Parise worked for the Peace Corps in Mexico from 2007-2009, training citizens in business and environmental science. He then participated in counterinsurgency efforts in Afghanistan with the U.S. Department of Agriculture from 2009-2013, training Afghan civilians in agricultural skills.
If elected, Parise would like to serve on the Joint Standing Committee for Agriculture, Conservation, and Forestry because, for one, he considers proper forest management a perennial issue in Maine, especially given the decline of the pulp and paper industry in the state.
“(I will) sit there and listen to what people have to say, and listen, and listen some more, and then if I can give some guidance and help and use my experience, I will use it,” he said.
A major issue across the country that Parise would like to push to address is inflation. Inflation in the U.S. rose more than it has in any other one-year period since 1982 as of March 10, according to the Department of Labor.
Parise said that, to combat this problem, he would like to see commerce and production concentrated locally; he added that the state should work with its farmers, foresters, logging companies, fishermen, and other food producers towards this end.
“When I sell a piece of timber off of my property, that goes into the community. That money goes back into the community,” he said.

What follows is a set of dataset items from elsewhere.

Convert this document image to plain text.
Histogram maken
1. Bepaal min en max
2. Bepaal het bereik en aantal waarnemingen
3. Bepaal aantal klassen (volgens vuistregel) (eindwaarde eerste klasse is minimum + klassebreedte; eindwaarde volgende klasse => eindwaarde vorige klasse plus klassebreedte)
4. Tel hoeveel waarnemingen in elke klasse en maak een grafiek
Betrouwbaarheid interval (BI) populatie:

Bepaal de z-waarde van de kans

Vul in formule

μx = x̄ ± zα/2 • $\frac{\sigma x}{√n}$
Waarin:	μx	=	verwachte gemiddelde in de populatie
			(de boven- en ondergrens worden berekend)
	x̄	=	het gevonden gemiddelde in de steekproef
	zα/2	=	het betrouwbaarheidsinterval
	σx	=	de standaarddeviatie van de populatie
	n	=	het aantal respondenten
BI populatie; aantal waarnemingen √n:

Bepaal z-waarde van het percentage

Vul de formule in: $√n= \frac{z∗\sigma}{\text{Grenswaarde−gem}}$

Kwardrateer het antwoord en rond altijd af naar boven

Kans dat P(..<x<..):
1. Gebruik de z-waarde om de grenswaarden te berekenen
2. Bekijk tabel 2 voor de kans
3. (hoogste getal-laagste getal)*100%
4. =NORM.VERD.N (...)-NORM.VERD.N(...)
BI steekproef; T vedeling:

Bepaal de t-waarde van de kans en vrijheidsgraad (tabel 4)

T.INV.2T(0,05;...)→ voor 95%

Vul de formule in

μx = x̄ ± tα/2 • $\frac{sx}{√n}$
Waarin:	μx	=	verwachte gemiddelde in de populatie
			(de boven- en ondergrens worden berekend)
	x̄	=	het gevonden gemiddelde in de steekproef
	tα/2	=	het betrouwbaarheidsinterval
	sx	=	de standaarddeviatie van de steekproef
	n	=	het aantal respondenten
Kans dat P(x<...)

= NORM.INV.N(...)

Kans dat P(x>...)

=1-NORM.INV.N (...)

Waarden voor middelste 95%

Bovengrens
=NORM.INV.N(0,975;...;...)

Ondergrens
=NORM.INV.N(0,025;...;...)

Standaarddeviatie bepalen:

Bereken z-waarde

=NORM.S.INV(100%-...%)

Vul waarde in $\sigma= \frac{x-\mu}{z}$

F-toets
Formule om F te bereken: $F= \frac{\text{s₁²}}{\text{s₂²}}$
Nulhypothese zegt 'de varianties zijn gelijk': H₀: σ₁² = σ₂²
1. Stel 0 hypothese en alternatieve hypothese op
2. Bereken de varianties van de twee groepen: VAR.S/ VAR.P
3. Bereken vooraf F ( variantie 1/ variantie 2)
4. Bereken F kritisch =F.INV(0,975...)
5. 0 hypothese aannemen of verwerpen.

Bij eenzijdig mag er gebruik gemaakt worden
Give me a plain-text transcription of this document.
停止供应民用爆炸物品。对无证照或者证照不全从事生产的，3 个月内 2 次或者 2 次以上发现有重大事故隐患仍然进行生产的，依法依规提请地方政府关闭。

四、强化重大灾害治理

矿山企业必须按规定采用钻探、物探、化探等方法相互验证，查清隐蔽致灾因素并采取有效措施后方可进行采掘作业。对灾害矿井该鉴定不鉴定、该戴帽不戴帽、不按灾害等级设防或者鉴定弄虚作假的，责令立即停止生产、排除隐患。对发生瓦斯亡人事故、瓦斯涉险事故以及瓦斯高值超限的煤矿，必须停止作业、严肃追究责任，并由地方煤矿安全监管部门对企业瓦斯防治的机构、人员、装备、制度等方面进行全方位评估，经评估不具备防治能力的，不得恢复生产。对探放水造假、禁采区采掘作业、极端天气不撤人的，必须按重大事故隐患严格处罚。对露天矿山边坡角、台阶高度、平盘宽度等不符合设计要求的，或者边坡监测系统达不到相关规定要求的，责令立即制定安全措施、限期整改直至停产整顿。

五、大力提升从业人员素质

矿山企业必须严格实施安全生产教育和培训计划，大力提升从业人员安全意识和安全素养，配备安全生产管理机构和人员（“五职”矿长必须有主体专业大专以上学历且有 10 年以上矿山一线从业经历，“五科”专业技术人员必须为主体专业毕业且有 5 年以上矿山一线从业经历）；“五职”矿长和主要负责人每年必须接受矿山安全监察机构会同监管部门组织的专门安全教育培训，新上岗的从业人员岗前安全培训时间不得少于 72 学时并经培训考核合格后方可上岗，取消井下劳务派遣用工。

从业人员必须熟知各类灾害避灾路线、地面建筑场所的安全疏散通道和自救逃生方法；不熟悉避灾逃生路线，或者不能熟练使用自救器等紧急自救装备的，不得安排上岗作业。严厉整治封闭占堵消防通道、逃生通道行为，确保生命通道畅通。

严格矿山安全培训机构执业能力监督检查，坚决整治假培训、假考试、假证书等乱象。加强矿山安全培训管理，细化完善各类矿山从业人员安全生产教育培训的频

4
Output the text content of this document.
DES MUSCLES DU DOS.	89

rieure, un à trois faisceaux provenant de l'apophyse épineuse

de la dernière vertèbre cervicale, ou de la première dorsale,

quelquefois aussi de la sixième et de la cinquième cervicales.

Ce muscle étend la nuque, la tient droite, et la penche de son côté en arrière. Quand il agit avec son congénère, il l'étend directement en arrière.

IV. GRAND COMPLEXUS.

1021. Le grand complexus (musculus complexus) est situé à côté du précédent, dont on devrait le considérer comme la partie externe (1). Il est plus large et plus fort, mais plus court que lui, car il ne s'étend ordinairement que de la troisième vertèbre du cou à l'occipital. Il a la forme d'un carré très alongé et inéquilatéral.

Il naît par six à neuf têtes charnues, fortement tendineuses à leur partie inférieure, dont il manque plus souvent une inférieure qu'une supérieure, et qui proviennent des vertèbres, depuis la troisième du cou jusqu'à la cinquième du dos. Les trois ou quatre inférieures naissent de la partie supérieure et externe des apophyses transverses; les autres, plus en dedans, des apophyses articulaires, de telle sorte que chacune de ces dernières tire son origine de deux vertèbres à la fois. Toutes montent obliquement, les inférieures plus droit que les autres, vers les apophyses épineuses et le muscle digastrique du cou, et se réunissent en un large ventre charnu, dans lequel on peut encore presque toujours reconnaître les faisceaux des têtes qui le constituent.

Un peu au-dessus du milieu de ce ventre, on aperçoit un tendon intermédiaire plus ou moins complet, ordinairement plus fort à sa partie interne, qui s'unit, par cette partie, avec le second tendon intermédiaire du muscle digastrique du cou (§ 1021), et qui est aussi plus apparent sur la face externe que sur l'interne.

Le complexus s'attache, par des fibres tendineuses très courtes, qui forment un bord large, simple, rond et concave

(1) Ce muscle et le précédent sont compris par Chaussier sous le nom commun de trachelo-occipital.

Parise said that he would also like to see higher education, including vocational and trade school opportunities, become more available in House District 46.
“We have a need for electricians, we have a need for plumbers, we have a need for laborers,” he said.
Parise said that he recently spoke with a local car dealership owner who told him that it costs around $100,000 to get a motor vehicle technician with no prior experience fully trained, but it costs half as much to train someone who attended a trade or vocational program for motor vehicle repair.
Towards that end, he would like to see more vocational classes and programs available within local school systems, rather than outsourced to school systems in cities like Bath or Augusta.
At the same time, Parise said that he would seek to lower property taxes in Lincoln County and the state. In particular, he would like to see those over 70 years old who have a homestead pay less towards the local school budget, relative to the rest of the residents in their communities.
He would also like to see the overall homestead property tax exemption increased.
In the vein of conserving public funds, Parise said that he believes in climate change, but the state should direct its efforts more toward adapting infrastructure rather than mitigation, as he believes that it is more feasible to forecast the financial implications of adapting to climate change.
“(With) mitigation, you can’t forecast the cost; it’s so random … But (with) adaptation, you can forecast the cost,” he said.
He said that mitigation policies like placing an additional tax on gasoline to reduce carbon is “regressive” and that, in general, he is opposed to taxes that will negatively impact working class Americans.
“Who’s it going to affect? It’s going to affect the guy … that’s making $15 an hour … up in north Jefferson, who has to travel down to Edgecomb here to work,” he said.
Other environmental issues that Parise would like to address include the containment of PFAS chemicals on Maine farmland and regulation of large solar farm installations.
Parise said that he also sees the opioid epidemic as an issue that demands greater attention in House District 46 and across the state.
“The problem that I see is that it’s a revolving door,” Parise said. “I can’t tell you how many people I know now who … (in) their families have had a problem with drug addiction, with a child or an uncle or a father or a mother.”
Parise would like to see a long-term, supervised treatment or community living option for those who have struggled with opioid addiction. He said that a major challenge facing these treatment options is community support.
“Nobody really wants one of these centers next to their house,” he said. “It’s sad but it’s true.”
In his spare time Parise volunteers with the local food pantry and HART, Help Addicts Recover Today, an organization he helped found that is dedicated to reducing substance abuse in Maine.
He also enjoys salmon fishing, riding his horses, walking in the woods, and going out to restaurants with friends.